19 Temmuz Devrimi ile Halkların önünde açılan yeni ufuklar

19 Temmuz Devrimi ile Halkların önünde açılan yeni ufuklar
17 Jul 2021   01:59
HABER MERKEZİ

Halil Cemal

20. Yüzyılın başından itibaren dünyanın yeniden paylaşımı, küresel savaşları da baraberinde getirdi. Ve bu savaşlar egemenler başta olmak üzere diğer birçok kesim tarafından önceden ön görülemeyen devrimsel değişimler yarattı.

1. Dünya savaşı sona ermeden Rusya’da gerçekleşen 1917 Ekim Devrimi, devrimsel değişimlerde adına ‘proleter devrimler ve ulusal kurtuluş savaşları’ denilen yeni bir çağ açtı. 2. Dünya Savaşı başlatılan bu yeni devrimler çağının kapsamını genişletti. Ve dünyanın üçte birini kucaklayacak hale geldi.

Dünyayı yeniden paylaşmak isteyen küresel güçlerin amacı sadece kendi hanelerine karlı sonuçlar katmaktır. Bunun dışında başka bir hesapları ya da öngörüleri yoktur. Halkların ve onların öncülerinin görevi ise kaçınılmaz ve önlenemez olarak ortaya çıkan bu durumu özgürlük ve demokrasi için bir fırsata dönüştürmektir. Ve her iki savaşta da öyle oldu.

İşte geçmişinde kan, vahşet, yıkım, kırım dışında böylesi sonuçları da yaşayan dünya savaşlarının şimdi dünyanın yeniden paylaşımı üzerinden gelişen bir üçüncüsü sürmektedir. Doğal olarak bu durum başta İslam dünyası olmak üzere tüm yer küreyi etkiledi.

Bölge olarak Ortadoğu bu etkilinmeyi en sancılı biçimde yaşadı. Sadece halklar değil yerel-bölgesel güçler de kaotik bir sürecin içinde belirsizliğe doğru hızla yol almaya başladı. Elbette mevcut kaotik durumdan yararlanmak için faşist TC. ve İran rejimleri, Suudi sultanlığı ya da Mısır Sisi yönetimi gibi güçler de yeniden paylaşım ortamını bir fırsata dönüştürmek isterken kendileri de değişim dalgasına kaçınılmaz olarak kapıldı.

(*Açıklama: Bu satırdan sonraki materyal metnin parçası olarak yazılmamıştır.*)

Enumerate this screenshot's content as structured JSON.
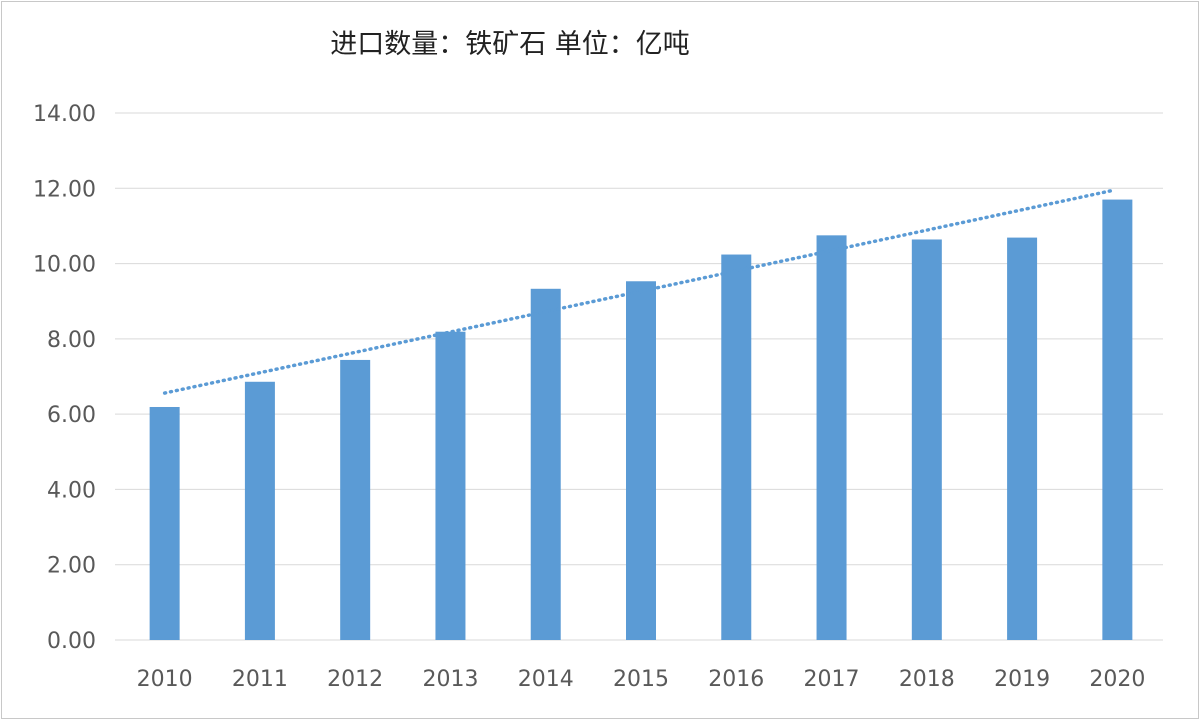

Arap Baharı adı altında yaşanan süreci Libya’dan başlayarak kendi lehine kullanmaya çalışan başta ABD/İsrail olmak üzere merkezi uygarlık güçleri, Libya’da olduğu gibi Suriye’de de AKP faşist diktatörlüğünü sürece dâhil etti. Bu temelde çeşitli çete güçleri Faşist-sömürgeci TC. tarafından ağırlanarak eğitilmeye başlandı.

Aslında Hafız Esat yönetimine karşı Müslüman Kardeşler, Yeşil Kuşak Projesi’ne uygun olarak Türkiye tarafından 1970 lerde kurulan kamplarda eğitilerek hazırlanıyordu. Yani sömürgeci faşist TC’nin Suriye’yi işgal ya da kendine bağlama planı yeni değildi.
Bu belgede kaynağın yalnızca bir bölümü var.